Perhaps strong muscles as evidence of ability to catch food, perhaps long legs as evidence of ability to run away from predators. A female might benefit her genes by allying them with such traits, since they might be useful qualities in both her sons and her daughters.

To begin with, then, we have to imagine females choosing males on the basis of perfectly genuine labels or indicators which tend to be evidence of good underlying genes. But now here is a very interesting point realized by Darwin, and clearly enunciated by Fisher.

In a society where males compete with each other to be chosen as he-men by females, one of the best things a mother can do for her genes is to make a son who will turn out in his turn to be an attractive he-man. If she can ensure that her son is one of the fortunate few males who wins most of the copulations in the society when he grows up, she will have an enormous number of grandchildren.

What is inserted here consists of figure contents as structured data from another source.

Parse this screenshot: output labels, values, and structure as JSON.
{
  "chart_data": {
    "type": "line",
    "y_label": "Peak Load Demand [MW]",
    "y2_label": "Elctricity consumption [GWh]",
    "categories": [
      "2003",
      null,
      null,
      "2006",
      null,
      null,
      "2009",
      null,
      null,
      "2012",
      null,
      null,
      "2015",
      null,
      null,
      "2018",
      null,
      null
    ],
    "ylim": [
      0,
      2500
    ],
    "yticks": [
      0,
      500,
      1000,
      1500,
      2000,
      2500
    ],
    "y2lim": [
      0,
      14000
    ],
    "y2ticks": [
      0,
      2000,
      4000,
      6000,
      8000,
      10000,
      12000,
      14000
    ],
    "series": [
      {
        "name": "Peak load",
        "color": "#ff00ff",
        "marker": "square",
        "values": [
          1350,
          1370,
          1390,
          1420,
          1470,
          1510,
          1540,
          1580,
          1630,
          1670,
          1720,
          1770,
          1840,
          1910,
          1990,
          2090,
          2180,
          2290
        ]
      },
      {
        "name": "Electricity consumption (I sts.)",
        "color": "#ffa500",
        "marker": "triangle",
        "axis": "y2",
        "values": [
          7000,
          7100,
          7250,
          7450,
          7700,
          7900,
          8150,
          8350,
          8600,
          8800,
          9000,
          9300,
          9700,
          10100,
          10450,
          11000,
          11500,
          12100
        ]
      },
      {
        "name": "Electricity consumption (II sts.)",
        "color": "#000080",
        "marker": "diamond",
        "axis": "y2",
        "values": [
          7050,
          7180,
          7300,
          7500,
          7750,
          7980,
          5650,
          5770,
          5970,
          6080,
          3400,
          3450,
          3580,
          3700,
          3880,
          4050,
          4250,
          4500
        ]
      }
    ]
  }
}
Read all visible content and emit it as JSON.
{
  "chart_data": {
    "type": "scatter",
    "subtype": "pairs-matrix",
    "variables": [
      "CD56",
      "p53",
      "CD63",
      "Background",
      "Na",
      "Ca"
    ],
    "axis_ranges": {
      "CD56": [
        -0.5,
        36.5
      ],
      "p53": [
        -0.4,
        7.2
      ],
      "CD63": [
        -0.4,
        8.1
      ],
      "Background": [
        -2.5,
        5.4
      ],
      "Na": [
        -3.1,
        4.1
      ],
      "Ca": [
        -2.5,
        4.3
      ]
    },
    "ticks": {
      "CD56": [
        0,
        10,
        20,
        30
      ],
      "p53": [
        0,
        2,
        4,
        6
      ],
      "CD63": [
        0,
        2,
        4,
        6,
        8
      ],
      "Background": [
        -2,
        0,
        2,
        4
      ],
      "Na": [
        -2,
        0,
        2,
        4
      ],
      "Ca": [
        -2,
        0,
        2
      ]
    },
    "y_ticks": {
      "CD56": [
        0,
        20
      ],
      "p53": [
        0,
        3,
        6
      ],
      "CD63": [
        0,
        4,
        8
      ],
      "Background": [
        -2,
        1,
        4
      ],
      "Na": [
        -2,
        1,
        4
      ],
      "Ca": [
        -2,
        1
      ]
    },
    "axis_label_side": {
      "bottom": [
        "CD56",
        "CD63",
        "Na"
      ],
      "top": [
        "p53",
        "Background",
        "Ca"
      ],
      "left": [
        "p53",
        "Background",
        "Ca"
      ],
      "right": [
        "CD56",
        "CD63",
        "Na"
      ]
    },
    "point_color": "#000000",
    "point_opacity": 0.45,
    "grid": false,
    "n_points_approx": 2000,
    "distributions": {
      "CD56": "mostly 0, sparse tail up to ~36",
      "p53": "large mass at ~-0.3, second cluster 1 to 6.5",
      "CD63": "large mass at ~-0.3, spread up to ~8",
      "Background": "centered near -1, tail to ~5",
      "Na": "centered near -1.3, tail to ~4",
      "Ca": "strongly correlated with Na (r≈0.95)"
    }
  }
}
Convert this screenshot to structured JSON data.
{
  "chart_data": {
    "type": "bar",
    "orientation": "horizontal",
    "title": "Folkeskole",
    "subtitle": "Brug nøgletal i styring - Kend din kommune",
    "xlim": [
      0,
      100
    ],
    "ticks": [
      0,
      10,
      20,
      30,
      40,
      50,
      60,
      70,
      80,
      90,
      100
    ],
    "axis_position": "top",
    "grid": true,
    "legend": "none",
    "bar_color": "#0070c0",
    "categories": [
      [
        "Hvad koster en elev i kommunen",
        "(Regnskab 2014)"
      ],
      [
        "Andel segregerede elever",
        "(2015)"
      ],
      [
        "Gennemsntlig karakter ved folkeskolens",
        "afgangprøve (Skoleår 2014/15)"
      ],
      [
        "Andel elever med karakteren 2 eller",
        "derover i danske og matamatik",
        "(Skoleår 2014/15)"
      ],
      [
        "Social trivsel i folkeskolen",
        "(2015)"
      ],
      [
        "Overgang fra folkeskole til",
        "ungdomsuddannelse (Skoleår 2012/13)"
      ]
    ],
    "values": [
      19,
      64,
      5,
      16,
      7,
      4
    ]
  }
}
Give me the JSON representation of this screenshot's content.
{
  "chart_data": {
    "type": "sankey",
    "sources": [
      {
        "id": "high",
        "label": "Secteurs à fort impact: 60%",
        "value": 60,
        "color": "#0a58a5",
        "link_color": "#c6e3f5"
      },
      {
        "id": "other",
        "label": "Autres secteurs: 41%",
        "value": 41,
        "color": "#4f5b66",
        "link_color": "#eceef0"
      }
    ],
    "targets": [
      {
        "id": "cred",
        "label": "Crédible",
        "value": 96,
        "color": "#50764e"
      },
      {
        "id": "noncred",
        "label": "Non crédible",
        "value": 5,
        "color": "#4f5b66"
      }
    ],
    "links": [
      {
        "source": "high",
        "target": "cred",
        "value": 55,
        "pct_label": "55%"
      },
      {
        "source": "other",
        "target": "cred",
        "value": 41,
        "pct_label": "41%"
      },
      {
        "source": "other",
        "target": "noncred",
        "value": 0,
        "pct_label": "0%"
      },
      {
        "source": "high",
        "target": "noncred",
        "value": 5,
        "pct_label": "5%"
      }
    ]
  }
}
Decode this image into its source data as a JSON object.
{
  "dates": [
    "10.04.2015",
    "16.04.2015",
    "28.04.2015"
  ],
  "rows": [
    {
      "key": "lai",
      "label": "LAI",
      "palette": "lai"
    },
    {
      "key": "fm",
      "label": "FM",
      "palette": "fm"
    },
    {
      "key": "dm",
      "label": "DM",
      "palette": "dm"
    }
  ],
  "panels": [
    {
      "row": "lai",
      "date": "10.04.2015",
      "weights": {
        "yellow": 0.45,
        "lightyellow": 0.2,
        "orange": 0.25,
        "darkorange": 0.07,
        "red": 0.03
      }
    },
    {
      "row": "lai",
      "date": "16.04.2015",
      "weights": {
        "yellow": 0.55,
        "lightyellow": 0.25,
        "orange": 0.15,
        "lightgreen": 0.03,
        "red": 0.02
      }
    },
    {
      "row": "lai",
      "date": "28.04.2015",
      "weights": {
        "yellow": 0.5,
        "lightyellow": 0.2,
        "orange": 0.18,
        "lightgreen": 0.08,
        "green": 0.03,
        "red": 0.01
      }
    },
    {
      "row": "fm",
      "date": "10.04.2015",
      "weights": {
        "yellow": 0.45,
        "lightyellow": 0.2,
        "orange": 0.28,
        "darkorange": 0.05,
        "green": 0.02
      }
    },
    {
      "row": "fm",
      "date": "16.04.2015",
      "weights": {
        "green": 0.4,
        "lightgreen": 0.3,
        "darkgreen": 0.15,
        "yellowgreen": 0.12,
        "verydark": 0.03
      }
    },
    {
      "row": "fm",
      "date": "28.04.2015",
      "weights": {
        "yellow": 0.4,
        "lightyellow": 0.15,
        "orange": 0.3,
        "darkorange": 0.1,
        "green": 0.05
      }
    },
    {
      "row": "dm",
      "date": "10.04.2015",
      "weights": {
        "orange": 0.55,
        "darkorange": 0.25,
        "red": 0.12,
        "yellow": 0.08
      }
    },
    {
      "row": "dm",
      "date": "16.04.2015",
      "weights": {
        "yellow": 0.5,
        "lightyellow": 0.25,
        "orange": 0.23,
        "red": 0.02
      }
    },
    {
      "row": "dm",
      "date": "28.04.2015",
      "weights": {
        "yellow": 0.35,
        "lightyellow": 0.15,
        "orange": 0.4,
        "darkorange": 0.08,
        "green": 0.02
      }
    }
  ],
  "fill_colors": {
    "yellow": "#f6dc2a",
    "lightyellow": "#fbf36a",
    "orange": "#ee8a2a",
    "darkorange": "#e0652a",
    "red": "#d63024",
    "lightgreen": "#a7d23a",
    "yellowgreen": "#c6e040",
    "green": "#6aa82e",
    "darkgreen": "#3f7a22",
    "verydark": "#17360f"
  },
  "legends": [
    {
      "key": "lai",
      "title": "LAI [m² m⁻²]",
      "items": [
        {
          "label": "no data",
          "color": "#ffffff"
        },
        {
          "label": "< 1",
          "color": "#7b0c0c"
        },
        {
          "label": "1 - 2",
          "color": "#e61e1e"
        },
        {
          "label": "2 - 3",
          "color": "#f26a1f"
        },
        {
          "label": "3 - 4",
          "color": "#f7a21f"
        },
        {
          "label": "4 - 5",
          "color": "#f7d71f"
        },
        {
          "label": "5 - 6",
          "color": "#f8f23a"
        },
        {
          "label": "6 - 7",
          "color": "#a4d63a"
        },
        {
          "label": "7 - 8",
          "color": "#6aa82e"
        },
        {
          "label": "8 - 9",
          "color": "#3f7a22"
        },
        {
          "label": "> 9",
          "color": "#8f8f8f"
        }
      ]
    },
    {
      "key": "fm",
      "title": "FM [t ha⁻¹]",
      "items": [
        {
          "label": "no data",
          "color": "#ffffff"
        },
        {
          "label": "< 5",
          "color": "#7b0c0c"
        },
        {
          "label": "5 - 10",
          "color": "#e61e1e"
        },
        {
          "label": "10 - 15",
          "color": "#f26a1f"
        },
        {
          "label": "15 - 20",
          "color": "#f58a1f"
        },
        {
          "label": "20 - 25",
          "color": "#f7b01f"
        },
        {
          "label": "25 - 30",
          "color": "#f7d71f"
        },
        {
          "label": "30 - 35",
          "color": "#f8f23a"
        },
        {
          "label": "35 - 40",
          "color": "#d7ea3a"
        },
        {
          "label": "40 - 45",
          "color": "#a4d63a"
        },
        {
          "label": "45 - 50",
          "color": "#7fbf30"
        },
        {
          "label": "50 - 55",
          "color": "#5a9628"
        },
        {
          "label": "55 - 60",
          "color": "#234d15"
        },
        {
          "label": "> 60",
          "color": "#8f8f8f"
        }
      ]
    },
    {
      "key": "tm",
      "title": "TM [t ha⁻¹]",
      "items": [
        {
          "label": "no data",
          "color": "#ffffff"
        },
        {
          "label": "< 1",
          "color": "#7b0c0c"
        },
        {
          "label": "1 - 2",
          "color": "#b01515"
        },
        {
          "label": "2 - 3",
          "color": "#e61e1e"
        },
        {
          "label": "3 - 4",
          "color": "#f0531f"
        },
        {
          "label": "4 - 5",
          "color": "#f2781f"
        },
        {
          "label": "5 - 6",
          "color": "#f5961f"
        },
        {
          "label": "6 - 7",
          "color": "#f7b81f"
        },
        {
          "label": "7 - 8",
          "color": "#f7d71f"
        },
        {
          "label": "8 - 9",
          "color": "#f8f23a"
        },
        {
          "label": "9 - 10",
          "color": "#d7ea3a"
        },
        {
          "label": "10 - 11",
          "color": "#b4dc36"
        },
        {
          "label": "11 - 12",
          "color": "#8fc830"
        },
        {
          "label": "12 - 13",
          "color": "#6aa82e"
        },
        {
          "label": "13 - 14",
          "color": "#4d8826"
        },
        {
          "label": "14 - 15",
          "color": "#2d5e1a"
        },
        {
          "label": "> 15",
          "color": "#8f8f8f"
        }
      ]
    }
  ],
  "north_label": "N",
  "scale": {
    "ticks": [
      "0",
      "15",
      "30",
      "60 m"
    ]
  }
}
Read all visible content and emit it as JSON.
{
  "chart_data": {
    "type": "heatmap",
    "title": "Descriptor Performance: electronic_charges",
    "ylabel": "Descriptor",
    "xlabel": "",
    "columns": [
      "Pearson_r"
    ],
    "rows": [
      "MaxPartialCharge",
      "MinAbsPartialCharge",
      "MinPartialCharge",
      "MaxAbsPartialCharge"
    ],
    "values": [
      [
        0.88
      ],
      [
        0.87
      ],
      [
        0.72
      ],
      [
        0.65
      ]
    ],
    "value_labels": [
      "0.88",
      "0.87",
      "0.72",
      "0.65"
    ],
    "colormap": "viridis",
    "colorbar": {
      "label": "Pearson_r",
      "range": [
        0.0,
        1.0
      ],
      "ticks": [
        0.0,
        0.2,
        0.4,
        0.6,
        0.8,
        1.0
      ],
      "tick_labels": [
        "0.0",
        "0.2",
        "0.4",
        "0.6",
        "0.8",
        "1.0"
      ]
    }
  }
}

The result of this is that one of the most desirable qualities a male can have in the eyes of a female is, quite simply, sexual attractiveness itself. A female who mates with a super-attractive he-man is more likely to have sons who are attractive to females of the next generation, and who will make lots of grandchildren for her.

Originally, then, females may be thought of as selecting males on the basis of obviously useful qualities like big muscles, but once such qualities became widely accepted as attractive among the females of the species, natural selection would continue to favour them simply because they were attractive.

Extravagances such as the tails of male birds of paradise may therefore have evolved by a kind of unstable, runaway process.